In May, the House Energy and Commerce Subcommittee on Commerce, Manufacturing and Trade will hold hearings on fantasy sports. The topic hit the national consciousness last September when FanDuel and DraftKings spent hundreds of millions of dollars advertising their product on Monday Night Football. It ranks as one of the most debated subjects thus far in 2016. So it is not surprising that Congress would like to investigate. Holding hearings is the Congressional equivalent to an athletic competition and in the District of Columbia it is a very popular sport indeed.
The daily fantasy sports industry is under fire from regulators across the country and now faces another crucial test before Congress. Lawmakers on Capitol Hill will hold their first hearing in May to look into the growing but controversial industry. A spokesperson for the House Energy and Commerce Subcommittee on Commerce, Manufacturing and Trade said the hearing would focus on the legal status of the daily fantasy games. David McCabe, The Hill, 4-18-16
The House committee will not be the first committee to investigate the world of fantasy sports. According to the Associated Press, 30 states legislatures have in some way discussed the issue. The debate focuses on the nature of the activity, questioning whether it is gambling or a game of skill. The major companies offering leagues for fantasy play maintain it is a game of skill. Critics, including the Nevada gaming commission and the New York attorney general, say it is gambling and subject to the states’ gambling laws, regulations and taxes.
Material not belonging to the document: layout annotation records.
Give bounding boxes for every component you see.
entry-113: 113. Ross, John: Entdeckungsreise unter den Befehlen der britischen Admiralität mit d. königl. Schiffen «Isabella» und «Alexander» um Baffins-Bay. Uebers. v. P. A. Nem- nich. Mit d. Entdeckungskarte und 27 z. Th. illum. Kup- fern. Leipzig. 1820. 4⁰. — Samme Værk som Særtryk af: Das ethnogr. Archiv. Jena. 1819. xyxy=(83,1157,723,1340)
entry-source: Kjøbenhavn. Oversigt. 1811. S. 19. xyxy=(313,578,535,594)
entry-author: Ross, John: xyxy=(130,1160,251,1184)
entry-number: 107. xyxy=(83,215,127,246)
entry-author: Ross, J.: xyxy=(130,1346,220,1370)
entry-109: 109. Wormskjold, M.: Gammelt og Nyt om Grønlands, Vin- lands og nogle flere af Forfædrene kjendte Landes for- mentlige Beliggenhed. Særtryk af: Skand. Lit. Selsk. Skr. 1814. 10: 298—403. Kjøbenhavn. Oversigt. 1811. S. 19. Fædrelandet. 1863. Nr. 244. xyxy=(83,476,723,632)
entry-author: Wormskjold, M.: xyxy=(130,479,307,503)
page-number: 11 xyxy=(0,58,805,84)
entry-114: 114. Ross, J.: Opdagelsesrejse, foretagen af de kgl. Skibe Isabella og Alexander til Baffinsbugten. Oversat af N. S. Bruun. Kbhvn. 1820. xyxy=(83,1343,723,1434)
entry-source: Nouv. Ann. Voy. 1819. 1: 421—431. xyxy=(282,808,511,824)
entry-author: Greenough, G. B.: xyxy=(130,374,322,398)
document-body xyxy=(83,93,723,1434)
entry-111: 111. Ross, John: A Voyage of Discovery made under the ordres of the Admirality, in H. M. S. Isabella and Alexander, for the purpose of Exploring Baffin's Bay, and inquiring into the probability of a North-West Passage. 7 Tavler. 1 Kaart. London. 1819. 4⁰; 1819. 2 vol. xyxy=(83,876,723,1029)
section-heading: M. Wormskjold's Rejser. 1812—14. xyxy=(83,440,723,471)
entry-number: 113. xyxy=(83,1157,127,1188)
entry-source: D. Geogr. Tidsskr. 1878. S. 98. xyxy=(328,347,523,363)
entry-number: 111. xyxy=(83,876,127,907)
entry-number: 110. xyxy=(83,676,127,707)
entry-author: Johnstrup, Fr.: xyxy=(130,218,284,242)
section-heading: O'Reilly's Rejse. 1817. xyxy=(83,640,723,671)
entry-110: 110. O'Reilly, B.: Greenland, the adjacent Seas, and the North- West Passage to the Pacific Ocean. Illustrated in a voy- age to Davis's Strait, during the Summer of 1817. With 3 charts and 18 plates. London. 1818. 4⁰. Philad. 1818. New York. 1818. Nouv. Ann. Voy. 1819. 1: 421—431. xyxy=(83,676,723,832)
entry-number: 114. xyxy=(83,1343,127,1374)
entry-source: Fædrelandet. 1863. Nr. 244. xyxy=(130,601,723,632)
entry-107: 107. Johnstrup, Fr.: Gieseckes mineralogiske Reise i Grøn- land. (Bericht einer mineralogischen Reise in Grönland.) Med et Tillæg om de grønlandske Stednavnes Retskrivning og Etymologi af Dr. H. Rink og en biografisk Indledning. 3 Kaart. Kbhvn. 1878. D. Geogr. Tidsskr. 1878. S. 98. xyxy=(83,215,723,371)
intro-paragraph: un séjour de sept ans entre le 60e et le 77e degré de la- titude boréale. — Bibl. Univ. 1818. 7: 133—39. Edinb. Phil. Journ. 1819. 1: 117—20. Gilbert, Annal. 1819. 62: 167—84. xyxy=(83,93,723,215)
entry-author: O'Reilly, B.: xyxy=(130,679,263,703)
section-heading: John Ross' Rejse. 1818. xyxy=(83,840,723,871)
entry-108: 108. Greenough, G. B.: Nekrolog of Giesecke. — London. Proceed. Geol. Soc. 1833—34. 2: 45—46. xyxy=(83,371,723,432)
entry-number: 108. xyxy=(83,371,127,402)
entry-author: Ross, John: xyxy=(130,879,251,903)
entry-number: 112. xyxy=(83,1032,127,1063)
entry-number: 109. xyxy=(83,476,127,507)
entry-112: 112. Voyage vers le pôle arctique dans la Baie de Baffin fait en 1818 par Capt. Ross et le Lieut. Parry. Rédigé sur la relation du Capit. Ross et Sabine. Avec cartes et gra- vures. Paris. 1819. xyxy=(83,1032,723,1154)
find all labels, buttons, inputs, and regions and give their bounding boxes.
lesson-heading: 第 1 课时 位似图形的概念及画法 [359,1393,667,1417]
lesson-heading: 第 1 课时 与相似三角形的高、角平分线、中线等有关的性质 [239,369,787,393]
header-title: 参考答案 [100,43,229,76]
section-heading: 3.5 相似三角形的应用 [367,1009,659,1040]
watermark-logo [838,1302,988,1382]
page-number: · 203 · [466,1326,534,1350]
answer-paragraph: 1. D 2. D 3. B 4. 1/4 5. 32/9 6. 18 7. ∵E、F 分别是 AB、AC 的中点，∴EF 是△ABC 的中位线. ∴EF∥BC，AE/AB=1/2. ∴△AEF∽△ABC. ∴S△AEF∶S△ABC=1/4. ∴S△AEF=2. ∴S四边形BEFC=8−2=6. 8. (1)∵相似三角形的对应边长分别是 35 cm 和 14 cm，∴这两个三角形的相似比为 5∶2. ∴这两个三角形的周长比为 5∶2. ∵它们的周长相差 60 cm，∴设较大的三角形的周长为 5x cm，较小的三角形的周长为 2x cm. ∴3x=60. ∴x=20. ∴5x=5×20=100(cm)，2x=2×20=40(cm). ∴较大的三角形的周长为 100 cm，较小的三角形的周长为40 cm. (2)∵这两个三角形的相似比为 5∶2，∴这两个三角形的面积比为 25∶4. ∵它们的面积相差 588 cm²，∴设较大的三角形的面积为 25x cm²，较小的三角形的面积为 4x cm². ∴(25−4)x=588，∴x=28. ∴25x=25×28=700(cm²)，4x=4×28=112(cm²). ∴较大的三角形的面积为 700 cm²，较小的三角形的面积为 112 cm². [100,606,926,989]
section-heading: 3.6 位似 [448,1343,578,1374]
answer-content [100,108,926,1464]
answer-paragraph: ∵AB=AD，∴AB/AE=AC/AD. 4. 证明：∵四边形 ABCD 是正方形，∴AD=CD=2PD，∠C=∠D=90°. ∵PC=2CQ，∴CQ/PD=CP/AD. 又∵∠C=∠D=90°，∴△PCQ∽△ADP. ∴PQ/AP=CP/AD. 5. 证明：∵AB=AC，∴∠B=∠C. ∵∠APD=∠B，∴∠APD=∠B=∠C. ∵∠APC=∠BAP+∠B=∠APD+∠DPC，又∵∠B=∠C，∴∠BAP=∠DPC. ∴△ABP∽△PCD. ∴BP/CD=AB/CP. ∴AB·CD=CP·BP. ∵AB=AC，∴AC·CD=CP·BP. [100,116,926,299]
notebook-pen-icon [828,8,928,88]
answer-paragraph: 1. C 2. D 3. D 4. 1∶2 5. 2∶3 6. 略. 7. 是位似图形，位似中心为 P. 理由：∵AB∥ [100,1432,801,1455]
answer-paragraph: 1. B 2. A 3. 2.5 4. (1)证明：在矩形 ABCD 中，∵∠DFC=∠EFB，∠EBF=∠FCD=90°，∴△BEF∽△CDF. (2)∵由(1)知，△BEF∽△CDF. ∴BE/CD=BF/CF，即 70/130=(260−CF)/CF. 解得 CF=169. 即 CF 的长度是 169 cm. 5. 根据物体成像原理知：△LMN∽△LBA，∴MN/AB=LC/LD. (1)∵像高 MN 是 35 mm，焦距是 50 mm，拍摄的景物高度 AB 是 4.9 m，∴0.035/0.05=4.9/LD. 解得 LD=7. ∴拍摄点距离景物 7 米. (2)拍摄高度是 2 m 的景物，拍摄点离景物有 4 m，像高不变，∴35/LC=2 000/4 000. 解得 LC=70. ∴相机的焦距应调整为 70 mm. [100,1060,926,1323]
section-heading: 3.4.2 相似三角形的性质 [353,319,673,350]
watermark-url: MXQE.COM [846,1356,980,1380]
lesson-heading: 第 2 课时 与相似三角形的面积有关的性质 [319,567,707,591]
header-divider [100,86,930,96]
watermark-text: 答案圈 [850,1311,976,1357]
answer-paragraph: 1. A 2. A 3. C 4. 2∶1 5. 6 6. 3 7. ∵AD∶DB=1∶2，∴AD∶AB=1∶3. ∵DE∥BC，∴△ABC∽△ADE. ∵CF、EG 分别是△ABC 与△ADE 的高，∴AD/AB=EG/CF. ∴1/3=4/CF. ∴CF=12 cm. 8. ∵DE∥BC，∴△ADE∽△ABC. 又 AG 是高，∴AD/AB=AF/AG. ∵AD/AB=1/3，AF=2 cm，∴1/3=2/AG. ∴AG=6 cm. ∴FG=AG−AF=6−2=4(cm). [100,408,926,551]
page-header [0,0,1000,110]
In the legislatures, the tally is pretty equally divided between the two poles, illegal and legal. For every state that is willing to declare the activity legal, there is another state that finds it violates state gambling policy. The pro-fantasy states are willing to permit, regulate and tax it; the others threaten to prosecute the purveyors and sometimes the participants. The attorney general of Connecticut cut to the chase when he said, “There presently exists a high degree of uncertainty about whether daily fantasy sports contests constitute games of skill or games of chance.” He did not pick a side, but he did opine that legalizing fantasy sports would conflict with Connecticut’s Indian gaming compact. It is a very complex issue.
Every state has a different gambling policy and each state wishes to retain its control over all of the gambling activity in the state, which clearly includes the right to limit, regulate and tax any activity that by state law is characterized as gambling. And that brings me back to Washington and the hearings. Regardless of what the fine members of the House of Representatives learn in the process of “hearing” evidence on both sides of the issues, this is not an issue fit for national policy or regulation. I have always thought internet poker – or any other form of online gambling – fell into the same category. But online poker never grabbed the national attention the way fantasy sports has and even online gambling is clearly a “state’s rights” issue; it does not appear important enough to drive policy at a state or national level.
Although it is rarely part of the discussion on the subject, fantasy sports is an internet activity and I think there is a good chance that fantasy sports will do the heavy lifting for all online gambling. The fantasy sports debate has generated a great deal of emotion and interest as each state staked a position on the issue. It has become too emotional for anyone to concede to the feds the right to determine its legality. It was clearly established as a state’s rights issue by the impassioned discussions in two thirds of the states.
Gambling has always been a state’s rights issue, with a couple of exceptions, most notably the Interstate Wire Act of 1961. Nevada was the first state to fight for the right to control gambling within its borders. Senator Estes Kefauver and Attorney General Bobby Kennedy both tried to rest that control from Nevada. Nevada fought back and won. The federal government’s efforts failed, but not because of Nevada’s political power. It failed because of the political power of the concept of state’s rights. I think fantasy sports will once again arouse the emotions needed to limit the power of the federal government.